2) To develop/adopt advanced 4DCFD solvers based on Multi-block Grid (MBG), URANS and HURANSLES models for fluid-structure interaction (FSI) for single blades and whole rotors (4DCFD+FSI).
3) To develop fast and effective physics-based goal driven multi-disciplinary design optimization (MDO) methods for the aerodynamic and structural dynamic design optimization (ADO+SDO) of wind turbine blades and rotors (4DCFD+FSI+MDO).
4) To perform MDO to maximize power output and minimize material use for blades and rotors while maintaining their structural integrity using the developed system.

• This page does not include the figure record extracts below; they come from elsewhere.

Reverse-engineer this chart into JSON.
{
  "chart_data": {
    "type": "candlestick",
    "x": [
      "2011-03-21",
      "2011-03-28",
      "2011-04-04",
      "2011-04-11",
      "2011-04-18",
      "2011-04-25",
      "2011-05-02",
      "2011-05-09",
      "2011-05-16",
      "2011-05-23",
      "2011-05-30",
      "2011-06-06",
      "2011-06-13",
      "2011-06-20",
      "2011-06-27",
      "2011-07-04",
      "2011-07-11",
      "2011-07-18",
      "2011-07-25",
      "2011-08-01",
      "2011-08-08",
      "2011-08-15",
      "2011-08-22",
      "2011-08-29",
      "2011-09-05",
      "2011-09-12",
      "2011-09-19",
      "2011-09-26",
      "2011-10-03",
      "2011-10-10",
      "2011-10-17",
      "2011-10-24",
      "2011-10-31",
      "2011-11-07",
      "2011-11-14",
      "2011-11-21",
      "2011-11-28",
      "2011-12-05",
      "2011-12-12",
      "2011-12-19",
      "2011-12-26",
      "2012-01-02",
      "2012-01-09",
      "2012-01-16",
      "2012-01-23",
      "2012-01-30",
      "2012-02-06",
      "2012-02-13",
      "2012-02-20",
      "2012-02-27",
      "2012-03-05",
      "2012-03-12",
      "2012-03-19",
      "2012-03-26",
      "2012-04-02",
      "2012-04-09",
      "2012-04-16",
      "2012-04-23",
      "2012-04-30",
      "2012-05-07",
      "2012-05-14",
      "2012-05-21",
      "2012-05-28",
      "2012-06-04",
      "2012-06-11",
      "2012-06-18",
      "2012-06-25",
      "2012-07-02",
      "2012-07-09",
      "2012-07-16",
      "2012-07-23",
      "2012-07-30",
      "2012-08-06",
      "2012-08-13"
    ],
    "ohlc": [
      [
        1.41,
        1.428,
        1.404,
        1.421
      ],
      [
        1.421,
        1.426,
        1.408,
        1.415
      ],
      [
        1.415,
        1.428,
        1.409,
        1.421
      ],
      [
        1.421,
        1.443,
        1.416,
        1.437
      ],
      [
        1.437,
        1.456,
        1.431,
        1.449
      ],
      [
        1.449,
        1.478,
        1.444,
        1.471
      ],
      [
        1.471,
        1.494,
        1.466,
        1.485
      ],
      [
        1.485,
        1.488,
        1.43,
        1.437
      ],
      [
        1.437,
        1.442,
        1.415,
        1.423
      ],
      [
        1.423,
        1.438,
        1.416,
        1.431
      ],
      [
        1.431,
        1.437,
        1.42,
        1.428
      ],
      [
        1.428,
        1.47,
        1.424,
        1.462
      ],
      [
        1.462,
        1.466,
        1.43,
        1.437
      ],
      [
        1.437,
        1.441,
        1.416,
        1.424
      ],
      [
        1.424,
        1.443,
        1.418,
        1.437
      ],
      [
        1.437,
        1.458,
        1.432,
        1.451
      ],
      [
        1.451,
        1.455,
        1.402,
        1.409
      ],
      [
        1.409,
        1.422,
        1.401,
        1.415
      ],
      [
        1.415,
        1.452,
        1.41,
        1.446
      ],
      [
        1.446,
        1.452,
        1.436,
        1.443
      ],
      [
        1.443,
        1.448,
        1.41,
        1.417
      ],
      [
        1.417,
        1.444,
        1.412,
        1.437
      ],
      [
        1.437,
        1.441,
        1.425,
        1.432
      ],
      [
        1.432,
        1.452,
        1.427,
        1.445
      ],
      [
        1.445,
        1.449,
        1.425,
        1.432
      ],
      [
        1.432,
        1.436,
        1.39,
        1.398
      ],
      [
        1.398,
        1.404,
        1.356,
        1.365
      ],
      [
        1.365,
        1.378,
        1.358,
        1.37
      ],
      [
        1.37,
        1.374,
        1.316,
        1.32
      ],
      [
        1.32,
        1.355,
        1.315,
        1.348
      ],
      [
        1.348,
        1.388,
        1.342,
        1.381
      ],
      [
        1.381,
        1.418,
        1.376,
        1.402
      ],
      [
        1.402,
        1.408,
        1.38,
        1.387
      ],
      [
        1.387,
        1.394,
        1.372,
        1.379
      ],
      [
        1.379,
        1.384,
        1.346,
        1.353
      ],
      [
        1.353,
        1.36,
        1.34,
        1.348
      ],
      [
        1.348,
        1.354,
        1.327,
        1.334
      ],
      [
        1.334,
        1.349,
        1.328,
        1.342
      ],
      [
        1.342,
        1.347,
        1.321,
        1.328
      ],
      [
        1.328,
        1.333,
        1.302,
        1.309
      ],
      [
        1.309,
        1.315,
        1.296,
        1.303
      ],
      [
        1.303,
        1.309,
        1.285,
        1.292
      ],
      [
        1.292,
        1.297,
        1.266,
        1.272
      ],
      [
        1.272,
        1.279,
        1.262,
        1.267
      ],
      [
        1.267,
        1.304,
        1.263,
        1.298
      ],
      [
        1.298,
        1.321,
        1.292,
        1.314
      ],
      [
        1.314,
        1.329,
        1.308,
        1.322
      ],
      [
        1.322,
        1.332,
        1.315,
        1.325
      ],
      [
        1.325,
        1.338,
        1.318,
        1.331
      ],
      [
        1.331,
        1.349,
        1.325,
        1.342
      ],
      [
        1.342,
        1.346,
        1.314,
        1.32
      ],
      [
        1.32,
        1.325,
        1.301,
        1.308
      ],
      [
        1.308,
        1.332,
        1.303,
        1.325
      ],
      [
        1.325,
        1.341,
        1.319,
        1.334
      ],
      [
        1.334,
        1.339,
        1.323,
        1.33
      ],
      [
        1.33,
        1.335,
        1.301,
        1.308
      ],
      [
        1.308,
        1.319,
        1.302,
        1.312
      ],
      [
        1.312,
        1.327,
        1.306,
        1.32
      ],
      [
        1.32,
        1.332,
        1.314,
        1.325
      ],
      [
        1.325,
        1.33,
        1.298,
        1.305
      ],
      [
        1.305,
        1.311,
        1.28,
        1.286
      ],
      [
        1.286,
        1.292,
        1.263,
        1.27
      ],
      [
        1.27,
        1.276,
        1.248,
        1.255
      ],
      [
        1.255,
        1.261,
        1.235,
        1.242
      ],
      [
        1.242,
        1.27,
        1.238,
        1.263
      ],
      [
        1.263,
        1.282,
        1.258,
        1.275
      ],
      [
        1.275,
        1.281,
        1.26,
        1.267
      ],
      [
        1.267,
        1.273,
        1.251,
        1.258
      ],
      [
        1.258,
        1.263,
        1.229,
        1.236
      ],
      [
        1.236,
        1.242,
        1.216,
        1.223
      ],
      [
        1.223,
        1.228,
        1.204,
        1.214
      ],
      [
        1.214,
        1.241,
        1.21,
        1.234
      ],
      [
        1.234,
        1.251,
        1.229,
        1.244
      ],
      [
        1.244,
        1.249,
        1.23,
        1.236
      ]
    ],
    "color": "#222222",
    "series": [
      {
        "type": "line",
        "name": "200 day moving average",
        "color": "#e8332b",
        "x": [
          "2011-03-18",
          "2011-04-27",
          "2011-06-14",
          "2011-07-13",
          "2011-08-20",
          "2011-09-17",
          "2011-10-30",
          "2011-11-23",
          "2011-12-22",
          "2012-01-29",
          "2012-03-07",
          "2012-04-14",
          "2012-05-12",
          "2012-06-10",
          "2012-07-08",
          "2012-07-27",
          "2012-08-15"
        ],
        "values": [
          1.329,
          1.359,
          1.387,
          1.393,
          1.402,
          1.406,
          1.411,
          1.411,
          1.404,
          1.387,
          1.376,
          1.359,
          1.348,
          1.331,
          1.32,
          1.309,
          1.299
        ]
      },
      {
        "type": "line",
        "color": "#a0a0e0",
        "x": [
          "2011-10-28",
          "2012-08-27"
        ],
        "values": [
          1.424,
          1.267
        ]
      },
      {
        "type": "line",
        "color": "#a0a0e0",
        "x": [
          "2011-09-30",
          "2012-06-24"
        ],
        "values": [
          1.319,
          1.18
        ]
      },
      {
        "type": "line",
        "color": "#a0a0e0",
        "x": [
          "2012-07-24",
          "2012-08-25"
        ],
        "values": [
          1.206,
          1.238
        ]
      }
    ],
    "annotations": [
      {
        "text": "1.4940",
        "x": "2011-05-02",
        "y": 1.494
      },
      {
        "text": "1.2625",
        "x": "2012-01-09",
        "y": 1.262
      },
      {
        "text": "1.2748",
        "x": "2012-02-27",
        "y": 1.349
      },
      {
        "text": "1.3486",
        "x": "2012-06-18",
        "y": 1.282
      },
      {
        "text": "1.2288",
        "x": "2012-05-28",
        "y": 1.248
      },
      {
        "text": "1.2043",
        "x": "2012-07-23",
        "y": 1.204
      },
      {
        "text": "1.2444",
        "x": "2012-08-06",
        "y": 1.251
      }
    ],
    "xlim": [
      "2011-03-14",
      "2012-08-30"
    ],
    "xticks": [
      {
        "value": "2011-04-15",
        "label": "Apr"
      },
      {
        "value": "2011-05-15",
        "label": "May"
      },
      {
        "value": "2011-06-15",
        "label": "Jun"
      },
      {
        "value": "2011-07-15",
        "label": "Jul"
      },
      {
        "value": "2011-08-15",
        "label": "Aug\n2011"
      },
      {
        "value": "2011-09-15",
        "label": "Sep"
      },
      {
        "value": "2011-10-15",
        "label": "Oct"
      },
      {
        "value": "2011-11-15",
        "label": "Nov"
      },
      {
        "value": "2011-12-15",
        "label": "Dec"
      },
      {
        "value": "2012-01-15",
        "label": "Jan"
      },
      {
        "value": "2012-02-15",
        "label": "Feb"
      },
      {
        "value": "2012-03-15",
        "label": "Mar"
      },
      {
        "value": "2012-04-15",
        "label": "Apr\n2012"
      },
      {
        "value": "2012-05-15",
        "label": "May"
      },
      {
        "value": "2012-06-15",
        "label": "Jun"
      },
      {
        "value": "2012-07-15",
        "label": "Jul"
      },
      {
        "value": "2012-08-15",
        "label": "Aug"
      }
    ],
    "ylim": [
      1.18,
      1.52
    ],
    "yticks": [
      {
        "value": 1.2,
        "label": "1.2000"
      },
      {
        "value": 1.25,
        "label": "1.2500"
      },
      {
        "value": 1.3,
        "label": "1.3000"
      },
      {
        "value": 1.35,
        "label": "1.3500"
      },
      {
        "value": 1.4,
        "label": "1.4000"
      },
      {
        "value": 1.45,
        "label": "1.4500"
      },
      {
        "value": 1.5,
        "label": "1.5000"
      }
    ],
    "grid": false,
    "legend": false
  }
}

Scientific novelty and significance
The following key points highlight the novelty of the project:
1) Multi-block grid (MBG) 4DCFD approach with rotating and stationary meshes, URANS, HURANLES for whole rotor aerodynamic simulation: this approach is rarely attempted by researchers worldwide
2) The above advanced 4DCFD approach with Fluid Structure Interaction (FSI) using Arbitrary-Lagrangian Eulerian (ALE) method inside the rotating mesh round the rotor for fluid and structure interaction through our dynamic mesh approach , advanced URANS and HURANSLES models (simply called 4DCFD+FSI) on HPC platforms: completely new attempt
3) 4DCFD are integrated with 3D modeller and physics-based aerodynamic design optimizer (ADO) for rigid blades and rotors (4DCFD+ADO): we have currently trying this, new attempt 
4) 4DCFD+FSI are integrated with 3D modeller and physics-based aerodynamic design optimizer (ADO) for rigid blades and rotors (4DCFD+FSI+ADO): completely new attempt ]
5) 4DCFD+FSI+ADO are coupled with Structural Design Optimizer (SDO) to perform multi-disciplinary design optimization for maximum power output with minimum material use while maintaining structural integrity (4DCFD+FSI+MDO): completely new attempt
This project will generate new knowledge and develop cutting edge technologies which will provide greater insight into the highly complex flow physics around wind turbines and change the way engineers design the next generation of wind turbines.